We can’t use the one-size-fits-all approach when finding a therapist. Our needs are usually specific, therefore, the person we go to for help needs to have a specific skill set. Just because a podiatrist is an M.D., I wouldn’t go to one to have my baby delivered!
Mental illness is a family illness. One member affects the whole family dynamic. If the person with the illness is living at home, the whole family may need support from a therapist. In this case, a marriage and family therapist may be helpful in providing tools for the family to better function. Some of the skills that may be addressed are setting boundaries and communicating with respect.
If an ill individual is struggling with past trauma, the person may seek assistance from a therapist who specializes in EMDR (Eye Movement Desensitization and Reprocessing), an integrative psychotherapy approach that has been extensively researched and proven effective for the treatment of trauma. This process provides an individuals with skills to focus and manage emotions when they threaten their well-being.

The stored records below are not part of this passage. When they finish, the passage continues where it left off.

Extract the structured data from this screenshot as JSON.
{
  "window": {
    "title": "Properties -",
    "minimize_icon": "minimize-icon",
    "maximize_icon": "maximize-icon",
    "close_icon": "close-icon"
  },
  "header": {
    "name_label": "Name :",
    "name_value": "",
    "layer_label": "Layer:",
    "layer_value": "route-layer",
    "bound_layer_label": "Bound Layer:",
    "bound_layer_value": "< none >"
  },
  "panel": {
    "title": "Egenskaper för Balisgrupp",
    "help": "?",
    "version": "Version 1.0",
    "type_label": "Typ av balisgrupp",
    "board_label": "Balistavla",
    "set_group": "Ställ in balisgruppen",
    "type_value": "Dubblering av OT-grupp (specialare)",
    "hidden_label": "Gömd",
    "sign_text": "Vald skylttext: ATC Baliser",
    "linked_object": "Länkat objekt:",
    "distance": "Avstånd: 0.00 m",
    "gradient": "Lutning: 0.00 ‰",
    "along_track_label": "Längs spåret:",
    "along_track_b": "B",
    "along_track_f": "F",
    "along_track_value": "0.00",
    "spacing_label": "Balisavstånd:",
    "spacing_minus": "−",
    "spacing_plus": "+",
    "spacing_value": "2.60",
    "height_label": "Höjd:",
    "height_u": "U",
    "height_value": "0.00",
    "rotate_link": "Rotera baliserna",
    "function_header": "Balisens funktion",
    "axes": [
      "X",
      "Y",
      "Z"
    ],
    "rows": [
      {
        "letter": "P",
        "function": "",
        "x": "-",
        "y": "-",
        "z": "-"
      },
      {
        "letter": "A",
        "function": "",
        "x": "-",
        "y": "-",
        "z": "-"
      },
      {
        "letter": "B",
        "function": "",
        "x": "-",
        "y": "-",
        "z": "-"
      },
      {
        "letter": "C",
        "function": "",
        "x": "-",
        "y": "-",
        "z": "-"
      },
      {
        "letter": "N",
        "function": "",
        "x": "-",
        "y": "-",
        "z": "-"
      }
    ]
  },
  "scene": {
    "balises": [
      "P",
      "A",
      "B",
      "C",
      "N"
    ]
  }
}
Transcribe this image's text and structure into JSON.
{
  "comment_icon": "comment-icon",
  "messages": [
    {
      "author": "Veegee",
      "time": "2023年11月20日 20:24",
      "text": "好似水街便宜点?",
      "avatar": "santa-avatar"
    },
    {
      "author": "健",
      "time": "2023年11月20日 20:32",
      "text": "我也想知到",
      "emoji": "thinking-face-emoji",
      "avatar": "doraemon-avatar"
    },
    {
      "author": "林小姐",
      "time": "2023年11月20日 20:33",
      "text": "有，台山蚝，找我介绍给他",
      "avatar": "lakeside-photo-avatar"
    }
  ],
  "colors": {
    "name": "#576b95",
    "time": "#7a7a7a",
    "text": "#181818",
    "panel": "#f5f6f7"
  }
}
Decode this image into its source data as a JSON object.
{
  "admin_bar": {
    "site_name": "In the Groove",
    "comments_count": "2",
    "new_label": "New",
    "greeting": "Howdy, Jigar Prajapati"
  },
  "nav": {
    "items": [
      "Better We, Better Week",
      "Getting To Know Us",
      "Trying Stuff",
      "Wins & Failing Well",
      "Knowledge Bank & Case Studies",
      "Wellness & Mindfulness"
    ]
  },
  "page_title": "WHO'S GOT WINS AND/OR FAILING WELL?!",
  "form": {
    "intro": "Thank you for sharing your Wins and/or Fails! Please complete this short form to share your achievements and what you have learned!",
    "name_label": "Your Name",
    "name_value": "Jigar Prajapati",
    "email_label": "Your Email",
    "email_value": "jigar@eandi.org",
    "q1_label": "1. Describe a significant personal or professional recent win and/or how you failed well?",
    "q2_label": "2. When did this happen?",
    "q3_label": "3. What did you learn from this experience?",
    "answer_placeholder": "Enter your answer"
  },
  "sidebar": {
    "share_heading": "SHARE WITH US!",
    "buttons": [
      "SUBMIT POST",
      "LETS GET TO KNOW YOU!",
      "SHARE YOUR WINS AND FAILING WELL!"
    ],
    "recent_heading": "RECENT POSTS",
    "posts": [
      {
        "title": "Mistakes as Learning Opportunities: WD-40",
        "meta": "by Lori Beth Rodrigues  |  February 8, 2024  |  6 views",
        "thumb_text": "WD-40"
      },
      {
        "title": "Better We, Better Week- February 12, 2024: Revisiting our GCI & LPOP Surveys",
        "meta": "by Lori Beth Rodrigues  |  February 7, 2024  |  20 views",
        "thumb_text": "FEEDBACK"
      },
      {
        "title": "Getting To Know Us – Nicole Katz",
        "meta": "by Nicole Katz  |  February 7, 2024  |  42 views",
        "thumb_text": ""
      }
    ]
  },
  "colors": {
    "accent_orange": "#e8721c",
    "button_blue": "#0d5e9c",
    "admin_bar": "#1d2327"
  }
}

Individuals who are working through anxiety, may seek a therapist who specializes in bio feedback so they can learn to calm themselves. Perhaps a person is having difficulties with intense emotions, they may look for a therapist who provides DBT (Dialectical Behavior therapy) to learn how to manage emotions and decrease conflict in relationships.
These are but few reasons to see a therapist and few methods of therapies offered in our community. Not all medical doctors are the same, and now you know the same goes for therapists.
When looking for a therapists, research the therapists in our community for the best fit for your specific needs. Check their credentials and ask about their specific skill set. Higher certification does not always mean the therapist is the best in his/her field. If you find incompatibility, then find another therapist to work with. This is one time it is all about you!